Genoma da vaca

 


Dois grupos internacionais, que reúnem cientistas de 25 países, incluindo o Brasil, acabam de realizar o mais completo mapeamento e a análise do genoma da vaca, que poderão ser usados no melhoramento genético da criação de gado (foto: Michael MacNeil / USDA-ARS)

Acaba de ser divulgado o mais completo sequenciamento do genoma da vaca doméstica (Bos taurus), que revela pela primeira vez características genéticas que distinguem esse animal de humanos e outros mamíferos. O mapeamento e a análise do DNA bovino, feitos por dois consórcios internacionais de pesquisadores – com a participação de brasileiros –, fornecem dados sobre a evolução dos mamíferos e podem levar a melhorias na produção de carne e leite de vaca.

Um dos grupos de pesquisa realizou o sequenciamento do genoma bovino em alta definição. O outro se concentrou na análise da diversidade genética entre diferentes raças de vaca, o que possibilitou traçar a história da evolução do gado domesticado e de outros ruminantes a partir de um ancestral comum. O esforço reuniu mais de 300 cientistas de 25 países, incluindo o Brasil, e é descrito em dois artigos na revista Science desta semana.

O mapeamento dos 29 pares de cromossomos da vaca e do seu cromossomo X revelou pelo menos 22 mil genes codificadores de proteínas. Desse total, 14.345 genes estão presentes em sete outras espécies de mamíferos e 1.217 pertencem apenas a mamíferos placentários. Assim como roedores e cães, a vaca tem cerca de 100 genes não encontrados no genoma humano.

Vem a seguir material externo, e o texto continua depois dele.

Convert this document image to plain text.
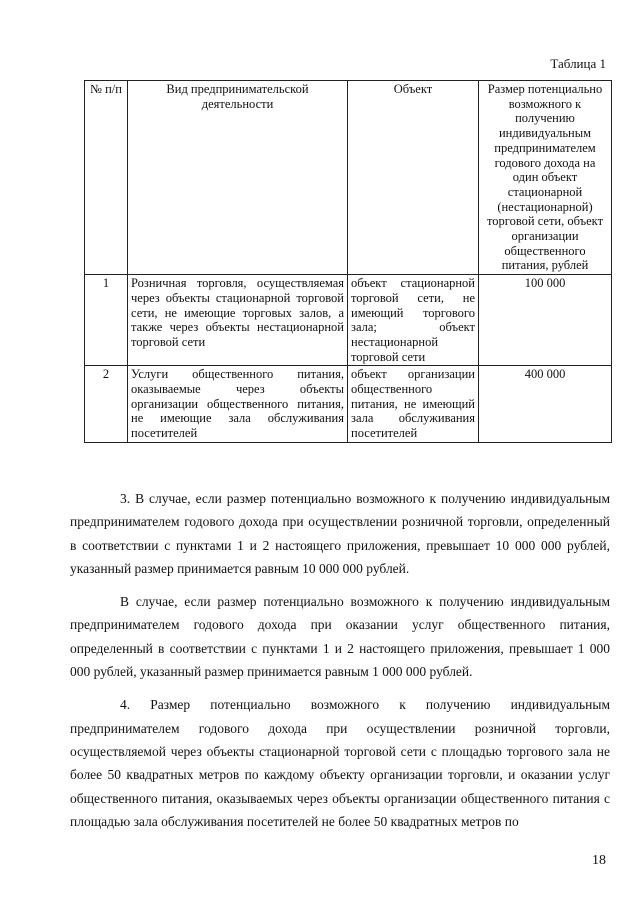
Таблица 1
№ п/п	Вид предпринимательской деятельности	Объект	Размер потенциально возможного к получению индивидуальным предпринимателем годового дохода на один объект стационарной (нестационарной) торговой сети, объект организации общественного питания, рублей
1	Розничная торговля, осуществляемая через объекты стационарной торговой сети, не имеющие торговых залов, а также через объекты нестационарной торговой сети	объект стационарной торговой сети, не имеющий торгового зала; объект нестационарной торговой сети	100 000
2	Услуги общественного питания, оказываемые через объекты организации общественного питания, не имеющие зала обслуживания посетителей	объект организации общественного питания, не имеющий зала обслуживания посетителей	400 000

3. В случае, если размер потенциально возможного к получению индивидуальным предпринимателем годового дохода при осуществлении розничной торговли, определенный в соответствии с пунктами 1 и 2 настоящего приложения, превышает 10 000 000 рублей, указанный размер принимается равным 10 000 000 рублей.

В случае, если размер потенциально возможного к получению индивидуальным предпринимателем годового дохода при оказании услуг общественного питания, определенный в соответствии с пунктами 1 и 2 настоящего приложения, превышает 1 000 000 рублей, указанный размер принимается равным 1 000 000 рублей.

4. Размер потенциально возможного к получению индивидуальным предпринимателем годового дохода при осуществлении розничной торговли, осуществляемой через объекты стационарной торговой сети с площадью торгового зала не более 50 квадратных метров по каждому объекту организации торговли, и оказании услуг общественного питания, оказываемых через объекты организации общественного питания с площадью зала обслуживания посетителей не более 50 квадратных метров по

18
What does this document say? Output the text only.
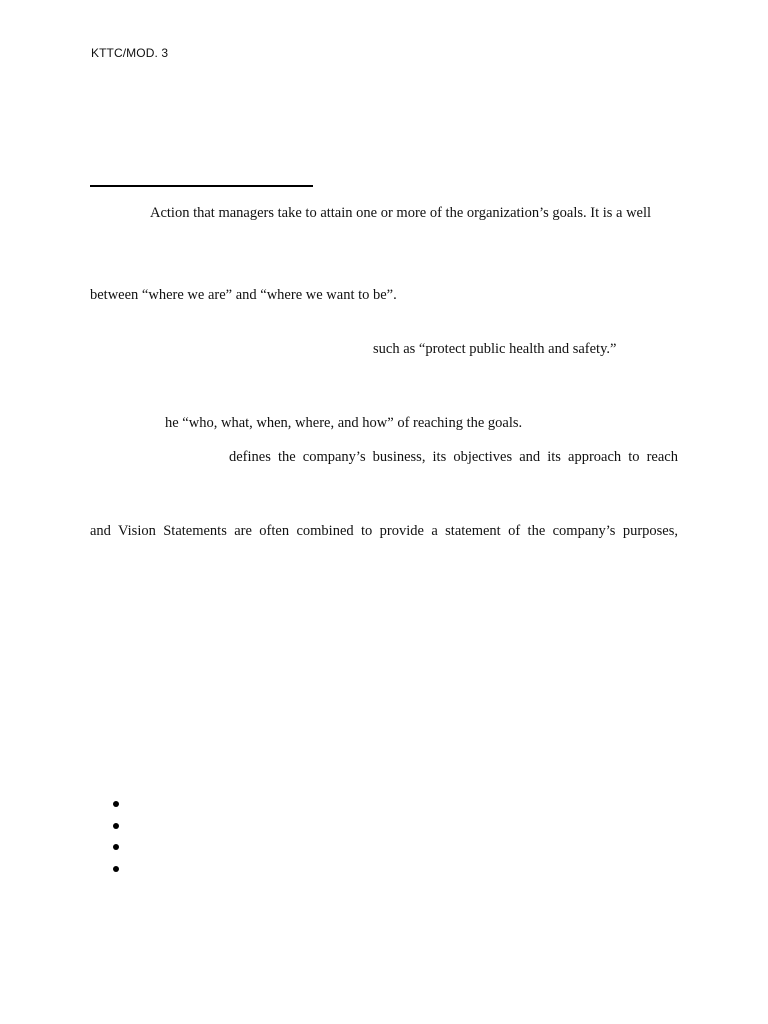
KTTC/MOD. 3
Action that managers take to attain one or more of the organization’s goals. It is a well
between “where we are” and “where we want to be”.
such as “protect public health and safety.”
he “who, what, when, where, and how” of reaching the goals.
defines the company’s business, its objectives and its approach to reach
and Vision Statements are often combined to provide a statement of the company’s purposes,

A análise mostrou que o processo evolutivo das vacas é surpreendentemente diferente do humano. O genoma da vaca parece ter se reorganizado significativamente desde que esses animais divergiram de outros mamíferos, enquanto o genoma humano é muito conservador se comparado ao do ancestral de todos os mamíferos placentários.

Segundo os pesquisadores, a vaca tem vários traços adaptativos que se refletem em sua biologia única, como seu sistema digestivo especializado. Os achados mostram que, ao longo da evolução e domesticação do gado, mudanças no número e na organização dos genes alteraram seus sistemas biológicos, afetando principalmente sua reprodução, imunidade, lactação e digestão.

Gado leiteiro e de corte
Os cientistas também investigaram 37.470 diferenças no DNA de 497 animais de 19 raças biologicamente diferentes e de locais variados. Eles descobriram que várias regiões do genoma eram diferentes em raças usadas para produção de leite e naquelas destinadas ao abate.

Os dados do mapa de diversidade genética bovina mostraram ainda que o gado sofreu recentemente uma rápida diminuição em seu tamanho populacional efetivo, em comparação com sua enorme população ancestral.

Essa queda seria resultado de um “gargalo genético”, associado a eventos passados de domesticação, seleção para especialização agrícola e formação de raças. Segundo os autores, a perda de diversidade relacionada a esse declínio é um problema para criadores de gado, já que a preservação da variação genética é essencial para manter a saúde dos animais e permitir a perpetuação dos mais aptos a enfrentar as mudanças climáticas e as doenças emergentes.

Os resultados do estudo podem ser usados no melhoramento genético da criação de gado, com o objetivo de aumentar a produção de leite, melhorar a qualidade da carne e selecionar animais resistentes a doenças. “Se conseguirmos entender a relação entre os genes e o produto final, então poderemos usar essa informação em nossos programas de melhoramento da carne”, diz em comunicado à imprensa um dos pesquisadores envolvidos no estudo, Jerry Taylor, da Universidade do Missouri (Estados Unidos).

Além de fornecer dados que permitem melhorar os produtos do leite e da carne bovinos e promover benefícios para o bem-estar dos animais, o estudo pode levar a um melhor entendimento de doenças humanas e seus tratamentos relacionados, já que o gado é amplamente usado como modelo para pesquisas na área de biologia reprodutiva humana e doenças infecciosas.